Qu’un copain essaie, qu’il adhère à sa Syndicale, qu’il ne brusque pas le mouvement, qu’au lieu de vouloir ingurgiter tout de go ses idées aux camarades, il y aille en douceur et prenne pour tactique, chaque fois qu’un ambitieux viendra bavasser élections municipales, législatives ou autres saloperies, de dire en quatre mots :La Syndicale a pour but de faire la guerre aux patrons et non de s’occuper de politique.S’il est assez finaud pour ne pas prêter le flanc aux mensonges des aspirants bouffe-galette qui ne manqueront pas d’en baver pis que pendre sur son compte, il se verra vivement écouté.
On le voit, le Pouget de 1894 tenait, sous une forme un peu différente, il est vrai, et moins précise que celle qu’il a adoptée aujourd’hui, le même langage.
Il disait encore :
S’il y a un groupement où les anarchos doivent se fourrer, c’est évidemment la chambre syndicale... Les grosses légumes feraient une sale trompette si les anarchistes, qu’ils se figurent avoir muselés, profitaient de la circonstance pour s’infiltrer en peinards dans les syndicats et y répandaient leurs idées sans bruyance, ni flaflas.
Ajoutons que Pouget est un des premiers qui aient parlé de sabotage ; il a employé ce mot dans le Père Peinard de 1895. Il l’a repris ensuite et en a donné l’explication dans un rapport présenté au congrès de Toulouse en 1897.
Donc, Émile Pouget a toujours été partisan de la pénétration des syndicats.

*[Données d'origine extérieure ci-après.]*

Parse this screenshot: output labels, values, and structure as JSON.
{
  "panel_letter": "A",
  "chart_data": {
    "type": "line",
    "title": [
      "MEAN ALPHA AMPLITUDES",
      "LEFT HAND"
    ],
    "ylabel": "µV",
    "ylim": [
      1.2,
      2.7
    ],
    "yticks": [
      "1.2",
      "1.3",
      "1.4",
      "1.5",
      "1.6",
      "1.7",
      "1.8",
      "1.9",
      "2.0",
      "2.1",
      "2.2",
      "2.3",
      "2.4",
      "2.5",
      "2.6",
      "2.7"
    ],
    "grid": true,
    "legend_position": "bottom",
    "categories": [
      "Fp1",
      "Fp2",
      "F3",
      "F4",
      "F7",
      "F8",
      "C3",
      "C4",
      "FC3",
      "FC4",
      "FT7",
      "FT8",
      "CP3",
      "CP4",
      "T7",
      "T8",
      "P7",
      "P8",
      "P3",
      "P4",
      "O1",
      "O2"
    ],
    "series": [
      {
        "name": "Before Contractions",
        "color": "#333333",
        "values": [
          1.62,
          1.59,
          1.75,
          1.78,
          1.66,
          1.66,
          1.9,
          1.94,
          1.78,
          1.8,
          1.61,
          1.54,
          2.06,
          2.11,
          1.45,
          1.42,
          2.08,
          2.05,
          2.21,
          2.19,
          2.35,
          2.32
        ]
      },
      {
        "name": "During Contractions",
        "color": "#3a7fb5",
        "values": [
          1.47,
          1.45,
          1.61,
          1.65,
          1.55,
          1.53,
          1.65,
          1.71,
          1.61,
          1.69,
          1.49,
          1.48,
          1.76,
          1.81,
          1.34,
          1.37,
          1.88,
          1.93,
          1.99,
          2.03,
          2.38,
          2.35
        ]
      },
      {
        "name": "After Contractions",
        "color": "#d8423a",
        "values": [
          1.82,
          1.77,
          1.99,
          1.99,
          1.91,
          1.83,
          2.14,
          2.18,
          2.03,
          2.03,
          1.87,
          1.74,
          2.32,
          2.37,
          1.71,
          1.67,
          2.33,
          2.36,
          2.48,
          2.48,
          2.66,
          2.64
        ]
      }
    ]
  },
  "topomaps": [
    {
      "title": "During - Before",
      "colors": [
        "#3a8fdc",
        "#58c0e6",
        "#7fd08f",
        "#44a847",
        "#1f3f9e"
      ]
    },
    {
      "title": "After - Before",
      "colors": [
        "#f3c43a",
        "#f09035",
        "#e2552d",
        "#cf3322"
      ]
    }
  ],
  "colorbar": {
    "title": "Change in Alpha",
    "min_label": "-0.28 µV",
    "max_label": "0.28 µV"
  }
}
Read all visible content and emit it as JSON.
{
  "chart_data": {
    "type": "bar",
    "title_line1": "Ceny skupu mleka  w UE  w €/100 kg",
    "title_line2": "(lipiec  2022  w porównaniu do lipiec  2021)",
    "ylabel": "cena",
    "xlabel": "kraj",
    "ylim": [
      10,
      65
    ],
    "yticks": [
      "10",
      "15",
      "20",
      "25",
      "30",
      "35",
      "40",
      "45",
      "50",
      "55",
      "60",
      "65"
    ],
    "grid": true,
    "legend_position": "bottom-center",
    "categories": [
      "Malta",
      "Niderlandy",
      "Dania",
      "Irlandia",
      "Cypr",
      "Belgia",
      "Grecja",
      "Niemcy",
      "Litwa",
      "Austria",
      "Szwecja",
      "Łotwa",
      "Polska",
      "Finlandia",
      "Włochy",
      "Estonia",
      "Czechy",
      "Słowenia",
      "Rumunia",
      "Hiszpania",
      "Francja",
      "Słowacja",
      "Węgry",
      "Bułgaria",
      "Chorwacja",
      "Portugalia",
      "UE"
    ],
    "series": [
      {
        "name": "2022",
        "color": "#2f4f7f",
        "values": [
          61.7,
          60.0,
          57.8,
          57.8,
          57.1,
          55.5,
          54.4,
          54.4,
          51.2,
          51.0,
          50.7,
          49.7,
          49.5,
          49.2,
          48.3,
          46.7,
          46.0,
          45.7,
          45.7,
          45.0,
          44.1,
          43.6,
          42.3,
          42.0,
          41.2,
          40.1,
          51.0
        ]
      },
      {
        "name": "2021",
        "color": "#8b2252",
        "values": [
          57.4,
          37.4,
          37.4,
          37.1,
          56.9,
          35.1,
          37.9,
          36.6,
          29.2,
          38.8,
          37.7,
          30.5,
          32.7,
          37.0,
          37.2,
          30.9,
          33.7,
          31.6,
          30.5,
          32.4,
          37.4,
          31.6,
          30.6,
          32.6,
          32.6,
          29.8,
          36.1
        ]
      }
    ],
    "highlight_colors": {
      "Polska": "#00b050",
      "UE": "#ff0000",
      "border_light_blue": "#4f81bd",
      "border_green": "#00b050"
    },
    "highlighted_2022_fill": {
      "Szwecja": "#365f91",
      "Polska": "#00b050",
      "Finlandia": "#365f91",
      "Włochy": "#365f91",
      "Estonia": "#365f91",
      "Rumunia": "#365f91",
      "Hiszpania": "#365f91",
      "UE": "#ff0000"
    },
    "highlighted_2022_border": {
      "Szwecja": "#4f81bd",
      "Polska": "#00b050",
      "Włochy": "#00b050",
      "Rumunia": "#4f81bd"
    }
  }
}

Ce qu’il disait en 94, il l’a redit depuis dans tous les journaux où il a écrit, dans la Sociale, dans le journal du Peuple. Et si les révolutionnaires ont enfin compris quels bénéfices ils pouvaient tirer des groupements corporatifs, si le syndicalisme a pris tant d’extension depuis quelques années, on le devra beaucoup à Pouget.